Thoughts on Android, as a Developer

So I haven’t been writing a lot of mobile development here, as I have generally tried to keep my personal opinions and work-related interests atleast slightly separated, I want to make a few comments on Android, after working with it as a developer for a few days. There will probably be atleast a few technical bits in here…if you’re bored, well, deal.

To start with, Android is a bit…over-engineered. It’s a problem I’ve seen a lot of in the past, whenever Java developers would try to get into J2ME for example. They take their academic lessons on proper system design and object object oriented programming and then go on to large, memory intensive, and overly complex mobile applications. And this is my first impression of Android. It’s large, and overly complex. The class listings are huge, and the steps to get things done, while nice in design theory, are numerous.


In Android, everything is broken up in to Activities. Not each application, each SCREEN. The running assumption is so that entire screens worth of code and data can be unloaded as necessary. It sounds good from a code standpoint, cleaner code and all. But it means the overall application size grows…the codebase size grows…the build times grow…etc. Maybe this is just my personal preferences shining through, but for mobile I prefer small tight codebases. I’ll just assume this comes from my background in games.

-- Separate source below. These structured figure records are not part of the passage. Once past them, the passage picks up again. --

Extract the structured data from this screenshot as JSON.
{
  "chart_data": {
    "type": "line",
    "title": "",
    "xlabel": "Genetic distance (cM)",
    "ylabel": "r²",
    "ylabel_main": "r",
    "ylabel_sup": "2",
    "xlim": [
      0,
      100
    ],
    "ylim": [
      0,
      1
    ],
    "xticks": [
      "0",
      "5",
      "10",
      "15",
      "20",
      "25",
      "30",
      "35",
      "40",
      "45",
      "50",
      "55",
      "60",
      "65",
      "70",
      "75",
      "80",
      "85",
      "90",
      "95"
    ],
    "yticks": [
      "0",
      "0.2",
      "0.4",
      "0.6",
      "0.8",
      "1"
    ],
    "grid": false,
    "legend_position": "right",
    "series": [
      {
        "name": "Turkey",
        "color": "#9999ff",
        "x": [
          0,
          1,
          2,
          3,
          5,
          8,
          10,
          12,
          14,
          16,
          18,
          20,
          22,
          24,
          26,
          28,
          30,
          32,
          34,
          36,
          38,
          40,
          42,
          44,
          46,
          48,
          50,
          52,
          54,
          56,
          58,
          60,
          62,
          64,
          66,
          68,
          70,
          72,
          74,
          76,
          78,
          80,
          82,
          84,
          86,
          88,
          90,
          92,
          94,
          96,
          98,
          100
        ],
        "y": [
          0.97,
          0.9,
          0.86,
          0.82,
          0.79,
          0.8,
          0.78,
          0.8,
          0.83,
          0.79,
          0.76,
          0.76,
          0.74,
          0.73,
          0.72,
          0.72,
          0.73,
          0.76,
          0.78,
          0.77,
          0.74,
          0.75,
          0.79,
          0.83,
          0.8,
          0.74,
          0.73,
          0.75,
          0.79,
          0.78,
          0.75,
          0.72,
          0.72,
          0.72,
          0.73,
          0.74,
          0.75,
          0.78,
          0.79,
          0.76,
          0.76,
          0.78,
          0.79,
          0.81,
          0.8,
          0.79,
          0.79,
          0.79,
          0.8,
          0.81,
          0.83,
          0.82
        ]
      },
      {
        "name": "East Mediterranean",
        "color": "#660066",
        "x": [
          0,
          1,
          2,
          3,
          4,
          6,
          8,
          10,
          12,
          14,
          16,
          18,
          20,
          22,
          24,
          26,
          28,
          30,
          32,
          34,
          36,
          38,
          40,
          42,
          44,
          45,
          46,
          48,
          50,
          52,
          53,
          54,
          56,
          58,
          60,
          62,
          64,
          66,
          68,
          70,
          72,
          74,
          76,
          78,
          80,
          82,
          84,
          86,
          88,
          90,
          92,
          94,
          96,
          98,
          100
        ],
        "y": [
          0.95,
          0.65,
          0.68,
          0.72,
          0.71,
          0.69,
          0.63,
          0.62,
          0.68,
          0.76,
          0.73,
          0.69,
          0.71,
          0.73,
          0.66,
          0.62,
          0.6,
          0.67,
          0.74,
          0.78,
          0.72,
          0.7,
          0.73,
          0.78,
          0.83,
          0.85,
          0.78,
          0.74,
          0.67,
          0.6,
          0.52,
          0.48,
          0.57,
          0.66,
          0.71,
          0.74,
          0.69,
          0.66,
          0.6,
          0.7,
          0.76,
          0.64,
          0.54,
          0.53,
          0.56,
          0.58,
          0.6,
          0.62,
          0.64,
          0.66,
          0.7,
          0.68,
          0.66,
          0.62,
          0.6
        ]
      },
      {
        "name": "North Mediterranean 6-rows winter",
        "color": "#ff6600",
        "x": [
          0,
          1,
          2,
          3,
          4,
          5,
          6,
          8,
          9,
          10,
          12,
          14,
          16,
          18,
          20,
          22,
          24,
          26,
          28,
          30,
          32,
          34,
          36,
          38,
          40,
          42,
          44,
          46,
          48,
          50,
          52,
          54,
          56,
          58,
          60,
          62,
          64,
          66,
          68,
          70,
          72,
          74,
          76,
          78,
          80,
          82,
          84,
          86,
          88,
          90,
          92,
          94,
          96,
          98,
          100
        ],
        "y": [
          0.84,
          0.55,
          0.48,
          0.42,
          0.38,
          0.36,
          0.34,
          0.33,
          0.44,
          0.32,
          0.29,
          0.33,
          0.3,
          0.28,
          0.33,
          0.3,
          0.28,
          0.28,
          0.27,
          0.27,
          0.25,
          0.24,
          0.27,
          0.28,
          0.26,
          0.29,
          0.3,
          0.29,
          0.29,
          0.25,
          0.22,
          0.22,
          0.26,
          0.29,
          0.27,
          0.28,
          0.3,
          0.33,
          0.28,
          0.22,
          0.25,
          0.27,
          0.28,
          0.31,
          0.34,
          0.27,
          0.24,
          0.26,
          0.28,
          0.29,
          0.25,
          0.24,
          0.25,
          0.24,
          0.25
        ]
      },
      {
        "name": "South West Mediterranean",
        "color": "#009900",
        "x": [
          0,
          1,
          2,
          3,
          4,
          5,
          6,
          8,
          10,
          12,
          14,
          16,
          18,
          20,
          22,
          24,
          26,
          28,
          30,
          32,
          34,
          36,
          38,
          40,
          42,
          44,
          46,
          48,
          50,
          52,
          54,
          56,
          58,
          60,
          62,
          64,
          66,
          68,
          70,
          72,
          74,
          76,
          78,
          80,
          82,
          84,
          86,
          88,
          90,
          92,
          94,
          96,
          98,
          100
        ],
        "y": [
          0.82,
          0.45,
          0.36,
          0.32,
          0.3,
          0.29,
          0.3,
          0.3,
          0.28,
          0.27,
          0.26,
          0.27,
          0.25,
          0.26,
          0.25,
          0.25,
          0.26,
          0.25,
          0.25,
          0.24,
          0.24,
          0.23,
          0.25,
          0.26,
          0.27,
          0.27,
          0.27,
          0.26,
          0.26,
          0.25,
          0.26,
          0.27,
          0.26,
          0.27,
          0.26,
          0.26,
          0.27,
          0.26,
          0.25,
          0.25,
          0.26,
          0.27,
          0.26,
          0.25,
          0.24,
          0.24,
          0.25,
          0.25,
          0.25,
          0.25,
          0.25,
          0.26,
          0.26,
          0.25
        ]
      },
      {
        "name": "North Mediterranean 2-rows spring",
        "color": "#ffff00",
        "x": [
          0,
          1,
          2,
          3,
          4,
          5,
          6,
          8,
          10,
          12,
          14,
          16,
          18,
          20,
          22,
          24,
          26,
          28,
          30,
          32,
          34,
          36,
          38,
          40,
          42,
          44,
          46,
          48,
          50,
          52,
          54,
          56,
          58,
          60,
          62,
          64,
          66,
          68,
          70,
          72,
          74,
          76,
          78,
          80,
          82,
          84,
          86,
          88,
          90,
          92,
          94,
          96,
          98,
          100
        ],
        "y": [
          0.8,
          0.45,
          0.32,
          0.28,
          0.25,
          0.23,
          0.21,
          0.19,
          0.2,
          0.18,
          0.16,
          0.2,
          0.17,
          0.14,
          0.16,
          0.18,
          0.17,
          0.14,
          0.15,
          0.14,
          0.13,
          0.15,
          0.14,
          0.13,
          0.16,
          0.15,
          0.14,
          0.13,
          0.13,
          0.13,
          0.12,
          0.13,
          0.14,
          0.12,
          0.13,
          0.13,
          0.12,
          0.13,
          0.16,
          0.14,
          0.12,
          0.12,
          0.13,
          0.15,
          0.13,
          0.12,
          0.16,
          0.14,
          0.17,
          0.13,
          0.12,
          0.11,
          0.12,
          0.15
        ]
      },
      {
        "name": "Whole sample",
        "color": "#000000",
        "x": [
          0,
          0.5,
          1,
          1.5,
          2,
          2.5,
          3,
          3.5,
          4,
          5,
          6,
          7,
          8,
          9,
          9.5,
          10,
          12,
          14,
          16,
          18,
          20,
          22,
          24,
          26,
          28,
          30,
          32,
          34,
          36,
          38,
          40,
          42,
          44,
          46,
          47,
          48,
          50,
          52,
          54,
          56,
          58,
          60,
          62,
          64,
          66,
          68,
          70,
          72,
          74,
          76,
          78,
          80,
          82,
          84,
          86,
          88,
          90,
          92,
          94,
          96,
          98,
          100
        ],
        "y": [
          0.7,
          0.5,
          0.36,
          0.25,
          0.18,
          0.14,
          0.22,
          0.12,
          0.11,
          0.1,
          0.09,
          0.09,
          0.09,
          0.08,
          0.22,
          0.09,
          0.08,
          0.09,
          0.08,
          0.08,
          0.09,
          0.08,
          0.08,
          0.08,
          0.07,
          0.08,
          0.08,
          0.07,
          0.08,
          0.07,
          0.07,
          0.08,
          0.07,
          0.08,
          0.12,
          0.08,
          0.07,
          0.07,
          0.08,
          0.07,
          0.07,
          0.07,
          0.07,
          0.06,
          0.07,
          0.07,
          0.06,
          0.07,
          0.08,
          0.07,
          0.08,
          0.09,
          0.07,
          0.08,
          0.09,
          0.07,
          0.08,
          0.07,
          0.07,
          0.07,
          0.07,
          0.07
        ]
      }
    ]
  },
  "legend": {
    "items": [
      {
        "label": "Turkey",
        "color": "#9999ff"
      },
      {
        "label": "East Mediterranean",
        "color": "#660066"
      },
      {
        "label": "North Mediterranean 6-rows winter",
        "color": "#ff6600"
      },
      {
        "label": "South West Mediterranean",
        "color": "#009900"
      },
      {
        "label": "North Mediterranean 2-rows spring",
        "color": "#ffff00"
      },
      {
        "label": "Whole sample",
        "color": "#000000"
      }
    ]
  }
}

There are a lot of interfaces to implement, and a lot of asynchronous calls to wait for. The screen (err, Activity) switching design means you can’t just say hey now I’m drawing this, you have to request for the system to jump to another activity. There are these great XML-based UI layouts, which are completely useless if you also want to target any other platform.

In fact, I think my biggest concern with Android’s design is that it’s different enough, that porting to/from it, becomes more difficult. Which means either there are great costs involved, or more likely people just don’t use any of the usefulness of Android, and instead it gets used as a simple shell with everyone using their own custom APIs and libraries. And this leads to every application acting and looking different, which then throws out the point of having this complex overly-designed API in the first place. It can’t even be entirely blamed on APIs, because in general software developers want their application to look like their applications on every platform, and want it to look the same.

So there it is, my initial thoughts on Android as a developers’ platform. There’s still some more playing around and learning to do, so my opinions may or may not change over time. It’s a bit too early to say obviously, so maybe I’ll reprise this in the future.

Any thoughts? Is this kind of thing interesting? Should I get into the real technicalities or just leave it kind of overview-ish? Does anyone care?